WELCOME TO OUR BLOG

JOIN US AS WE SHARE THE EXPERIENCES AND RECIPES OF OUR ALL-SEASON ORGANIC GARDENING ADVENTURES AND OTHER RELATED STUFF AS WE DIG, WEED, HARVEST, AND COOK OUR WAY THROUGH EACH GLORIOUS GARDEN YEAR!

Wednesday, November 16, 2011

One with the Land


Autumn Cabbage

Having spent most of my life nomadically moving from place to place, I'm beginning to feel one with the land. I grew up in Southern California, observing acre after acre of field and forest and farm and orchard being converted into tracts of little pink houses. I was not, nor could not be connected to the earth in that scenario. I was drawn to places like Big Sur, Joshua Tree and farm communities like Gilroy, California, the garlic capital of the world. But I was there as a voyeur, a visitor. I was looking for connection but I was just passing through. Later I lived in Washington D.C. and spent weekends canoeing up the Potomac. Living even later near Boston I hiked with my dog in Thoreau's stomping ground. Though these places were inspirational and even therapeutic, I was still passing through.
Winter Forest
American Indians felt a mystical oneness with the land. Who they were was intertwined with the land they inhabited. They were not separate from the earth, but spiritually connected to the land, the flora and fauna. There was no differentiation between the people and the land. The land was the people and the people were the land.
While I have not reached the level of the early Americans and their mystical connection to the earth, I have touched their spirit.
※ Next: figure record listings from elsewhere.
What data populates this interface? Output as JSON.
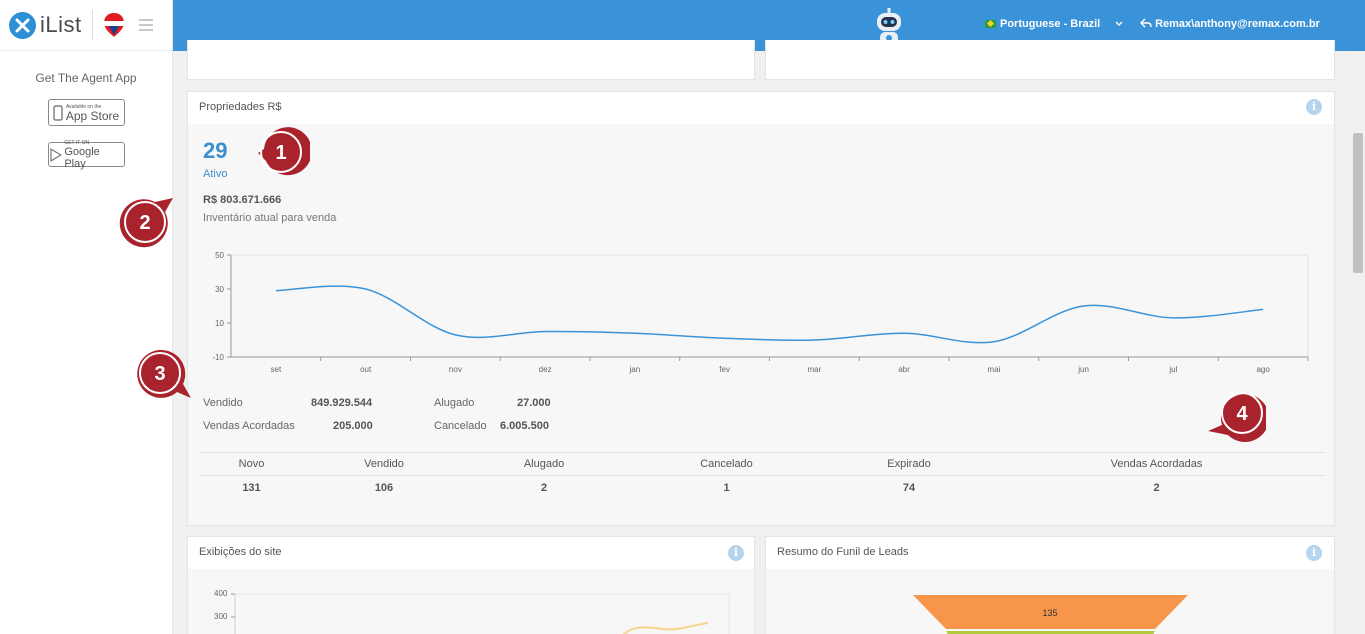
{
  "brand": {
    "name": "iList"
  },
  "sidebar": {
    "agent_app": "Get The Agent App",
    "app_store": {
      "small": "Available on the",
      "big": "App Store"
    },
    "google_play": {
      "small": "GET IT ON",
      "big": "Google Play"
    }
  },
  "topbar": {
    "language": "Portuguese - Brazil",
    "user": "Remax\\anthony@remax.com.br"
  },
  "properties": {
    "title": "Propriedades  R$",
    "active_count": "29",
    "active_label": "Ativo",
    "inventory_value": "R$ 803.671.666",
    "inventory_label": "Inventário atual para venda",
    "stats": [
      {
        "label": "Vendido",
        "value": "849.929.544"
      },
      {
        "label": "Vendas Acordadas",
        "value": "205.000"
      },
      {
        "label": "Alugado",
        "value": "27.000"
      },
      {
        "label": "Cancelado",
        "value": "6.005.500"
      }
    ],
    "summary": {
      "headers": [
        "Novo",
        "Vendido",
        "Alugado",
        "Cancelado",
        "Expirado",
        "Vendas Acordadas"
      ],
      "values": [
        "131",
        "106",
        "2",
        "1",
        "74",
        "2"
      ]
    }
  },
  "chart_data": {
    "type": "line",
    "categories": [
      "set",
      "out",
      "nov",
      "dez",
      "jan",
      "fev",
      "mar",
      "abr",
      "mai",
      "jun",
      "jul",
      "ago"
    ],
    "values": [
      29,
      30,
      3,
      5,
      4,
      1,
      0,
      4,
      -1,
      20,
      13,
      18
    ],
    "yticks": [
      "50",
      "30",
      "10",
      "-10"
    ],
    "ylim": [
      -10,
      50
    ],
    "color": "#3a93d8"
  },
  "badges": [
    "1",
    "2",
    "3",
    "4"
  ],
  "views": {
    "title": "Exibições do site",
    "yticks": [
      "400",
      "300"
    ]
  },
  "funnel": {
    "title": "Resumo do Funil de Leads",
    "top_value": "135"
  },
  "colors": {
    "primary": "#3a93d8",
    "badge": "#a8232c",
    "funnel_orange": "#f7954a",
    "funnel_green": "#b5c93c"
  }
}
Our twelve acres are becoming part of me and myself a part of the trees, the stream, the chipmunks and even the swamp. My hands have been in the dirt in which we plant the squash and the lettuce. When I'm away I think about our twelve acres, I talk about our cabbage and our garlic and our peppers. I no longer think about "getting away", but of getting back to the land I am attached to. While I don't know the technical names of all the plants and trees around me, I do know many by acquaintance. The big oak tree that marks the path toward the stream is the "Three Sisters" because the trunk branches off into three directions. I recognize this majestic tree and pay my regards whenever I pass by. There are unique outcroppings of ledge that have their own personalities. I talk to the frogs in the stream in the summer. I know where the garden snakes hang out. The land is not only familiar but is becoming a part of my consciousness. 
Where once my inspiration was with Jack Kerouac's "On The Road", now it's Scott and Helen Nearing's "The Good Life". Instead of hitchhiking to the Grand Canyon, I'm thinking of what can grow in our garden to end up on our dinner table. I take hikes in our woods with the dog. These twelve acres are becoming a part of me and I a part of them. I'm becoming connected. I am the land and the land is me. -G.H.